A’Salfo : « Faire de la Côte d’Ivoire le vrai pays du chocolat »

A’Salfo : « Faire de la Côte d’Ivoire le vrai pays du chocolat »

Le 30 avril dernier se clôturait dans la joie et la nuit de Bouake une 15e édition du FEMUA à nouveau couronnée de succès. Au fil du temps, la grand-messe des musiques urbaines d’Anoumabo a su évoluer, s’améliorer et assoir son identité pour devenir l’un des plus grands festivals organisés en Afrique de l’Ouest aujourd’hui. Aux lendemains des concerts de Didi B, Baaba Maal, Santrinos Raphaël (star montante du Togo, pays invité), Roseline Layo, Ferre Gola, Singuila ou encore Booba, tous présents cette année, l’heure est aussi venue de tirer les enseignements de cinq jours d’échange d’idées au sud de la douce Abidjan.

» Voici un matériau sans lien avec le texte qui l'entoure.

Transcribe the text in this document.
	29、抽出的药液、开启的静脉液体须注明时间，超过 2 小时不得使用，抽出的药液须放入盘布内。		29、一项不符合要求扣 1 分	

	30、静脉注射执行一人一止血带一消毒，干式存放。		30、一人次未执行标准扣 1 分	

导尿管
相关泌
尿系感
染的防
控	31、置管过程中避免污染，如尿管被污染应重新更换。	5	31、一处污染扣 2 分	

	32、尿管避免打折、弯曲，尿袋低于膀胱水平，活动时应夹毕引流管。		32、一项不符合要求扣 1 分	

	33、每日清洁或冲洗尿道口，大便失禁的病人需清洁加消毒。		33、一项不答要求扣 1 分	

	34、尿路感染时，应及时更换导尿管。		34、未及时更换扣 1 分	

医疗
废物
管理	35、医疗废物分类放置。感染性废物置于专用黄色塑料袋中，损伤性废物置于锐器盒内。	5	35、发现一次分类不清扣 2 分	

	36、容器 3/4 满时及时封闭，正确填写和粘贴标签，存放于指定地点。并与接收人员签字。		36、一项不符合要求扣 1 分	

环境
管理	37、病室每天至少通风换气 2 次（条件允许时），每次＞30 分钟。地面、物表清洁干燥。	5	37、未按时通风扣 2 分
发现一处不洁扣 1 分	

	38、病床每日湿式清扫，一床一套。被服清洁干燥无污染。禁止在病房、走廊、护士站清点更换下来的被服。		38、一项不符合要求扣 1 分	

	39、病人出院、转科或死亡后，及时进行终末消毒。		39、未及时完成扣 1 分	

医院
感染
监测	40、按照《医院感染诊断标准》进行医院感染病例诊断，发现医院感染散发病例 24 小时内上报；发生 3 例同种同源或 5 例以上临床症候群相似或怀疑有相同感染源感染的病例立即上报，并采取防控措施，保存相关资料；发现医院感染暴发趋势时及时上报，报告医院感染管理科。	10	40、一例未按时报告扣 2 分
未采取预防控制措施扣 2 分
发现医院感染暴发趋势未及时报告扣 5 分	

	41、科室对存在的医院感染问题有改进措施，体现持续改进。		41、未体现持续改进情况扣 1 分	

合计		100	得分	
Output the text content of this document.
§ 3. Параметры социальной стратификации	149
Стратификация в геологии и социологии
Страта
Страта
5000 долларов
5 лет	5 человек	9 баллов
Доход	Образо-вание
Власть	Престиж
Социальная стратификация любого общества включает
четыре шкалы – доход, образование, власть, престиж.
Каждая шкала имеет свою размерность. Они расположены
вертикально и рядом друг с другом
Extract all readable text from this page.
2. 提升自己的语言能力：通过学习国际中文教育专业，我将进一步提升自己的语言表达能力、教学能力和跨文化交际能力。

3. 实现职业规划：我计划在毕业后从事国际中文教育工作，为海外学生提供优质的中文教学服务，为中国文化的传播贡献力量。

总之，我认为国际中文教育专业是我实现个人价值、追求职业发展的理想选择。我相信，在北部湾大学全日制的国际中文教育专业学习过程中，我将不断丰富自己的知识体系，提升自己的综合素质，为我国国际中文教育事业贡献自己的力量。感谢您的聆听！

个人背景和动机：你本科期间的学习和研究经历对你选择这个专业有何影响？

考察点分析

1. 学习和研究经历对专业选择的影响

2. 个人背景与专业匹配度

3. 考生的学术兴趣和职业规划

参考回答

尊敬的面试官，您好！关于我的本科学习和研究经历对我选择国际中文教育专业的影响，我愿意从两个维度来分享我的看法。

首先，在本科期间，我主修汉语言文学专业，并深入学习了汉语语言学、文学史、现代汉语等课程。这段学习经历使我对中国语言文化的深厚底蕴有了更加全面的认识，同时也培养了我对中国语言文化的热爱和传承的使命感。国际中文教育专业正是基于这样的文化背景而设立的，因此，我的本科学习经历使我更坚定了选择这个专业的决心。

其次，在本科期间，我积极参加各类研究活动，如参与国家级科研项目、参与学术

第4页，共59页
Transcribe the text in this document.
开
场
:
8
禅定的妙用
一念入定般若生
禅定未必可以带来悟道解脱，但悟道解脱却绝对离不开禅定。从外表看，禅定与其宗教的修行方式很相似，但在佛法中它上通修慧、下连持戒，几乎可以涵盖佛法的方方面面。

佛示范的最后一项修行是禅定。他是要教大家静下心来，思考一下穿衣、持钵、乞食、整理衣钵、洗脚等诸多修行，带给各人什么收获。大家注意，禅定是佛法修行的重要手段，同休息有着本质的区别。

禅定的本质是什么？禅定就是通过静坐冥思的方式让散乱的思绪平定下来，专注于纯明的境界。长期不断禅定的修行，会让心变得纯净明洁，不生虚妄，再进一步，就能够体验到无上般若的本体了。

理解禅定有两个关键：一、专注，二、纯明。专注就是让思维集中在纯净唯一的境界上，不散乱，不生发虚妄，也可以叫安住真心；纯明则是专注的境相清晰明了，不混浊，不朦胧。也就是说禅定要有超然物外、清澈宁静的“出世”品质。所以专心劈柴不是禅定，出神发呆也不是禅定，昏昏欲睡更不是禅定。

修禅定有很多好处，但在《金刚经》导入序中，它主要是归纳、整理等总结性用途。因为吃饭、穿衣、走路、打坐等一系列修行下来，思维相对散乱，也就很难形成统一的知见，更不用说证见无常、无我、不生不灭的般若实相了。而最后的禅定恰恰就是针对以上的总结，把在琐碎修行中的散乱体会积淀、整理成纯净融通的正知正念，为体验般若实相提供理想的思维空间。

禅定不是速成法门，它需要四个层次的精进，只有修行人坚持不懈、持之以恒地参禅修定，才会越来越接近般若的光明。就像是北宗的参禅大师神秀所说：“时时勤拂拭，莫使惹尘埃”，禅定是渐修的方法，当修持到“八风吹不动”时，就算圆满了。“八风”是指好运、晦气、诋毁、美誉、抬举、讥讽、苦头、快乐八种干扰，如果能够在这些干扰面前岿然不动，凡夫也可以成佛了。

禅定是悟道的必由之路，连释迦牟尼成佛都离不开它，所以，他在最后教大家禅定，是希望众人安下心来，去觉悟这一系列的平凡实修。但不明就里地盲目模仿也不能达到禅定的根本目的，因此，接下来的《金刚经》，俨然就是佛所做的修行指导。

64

Car s’il est question de notes ici, il s’agit surtout d’ouvrir le débat. Au-delà des podiums, le Carrefour Jeunesse se veut l’articulation scientifique de l’événement, lieu de réflexions et de partage destinées aux jeunes de toutes les couches socioprofessionnelles. Autant de panels, conférences et autres ateliers qui planchaient cette année sur le thème « Sécurité alimentaire et agriculture durable ». Sans oublier l’ouverture future de deux nouvelles écoles Magic System dans le sillage du festival. Rencontre avec Salif Traoré alias A’Salfo, Directeur du festival.

Le FEMUA utilise la musique comme produit d’appel pour mobiliser les populations et susciter le débat. L’engagement est-il inhérent au rôle d’artiste ?

Être artiste aujourd’hui, c’est bien plus que faire de la musique, sortir des disques ou performer en concert. Les artistes sont des leaders d’opinions en puissance, qui peuvent et doivent utiliser leur art comme un canal de communication, transmettre de valeurs et interpeller quand il le faut. C’est une mission qui nous tient particulièrement à cœur de remplir avec le FEMUA. Notre volonté n’est pas de vendre des billets d’entrée – pour rappel, l’accès au festival est gratuit –, mais plutôt de rassembler le public grâce à la musique autour de thématiques aussi cruciales que la sécurité alimentaire et l’agriculture durable. En outre, outre mes devoirs en tant que musicien avec Magic System, j’ai la casquette de Conseiller économique et social et je me dois de plaider pour les populations.

Qu’est-ce qui motivé le choix de la thématique « Sécurité alimentaire et agriculture durable » cette année ?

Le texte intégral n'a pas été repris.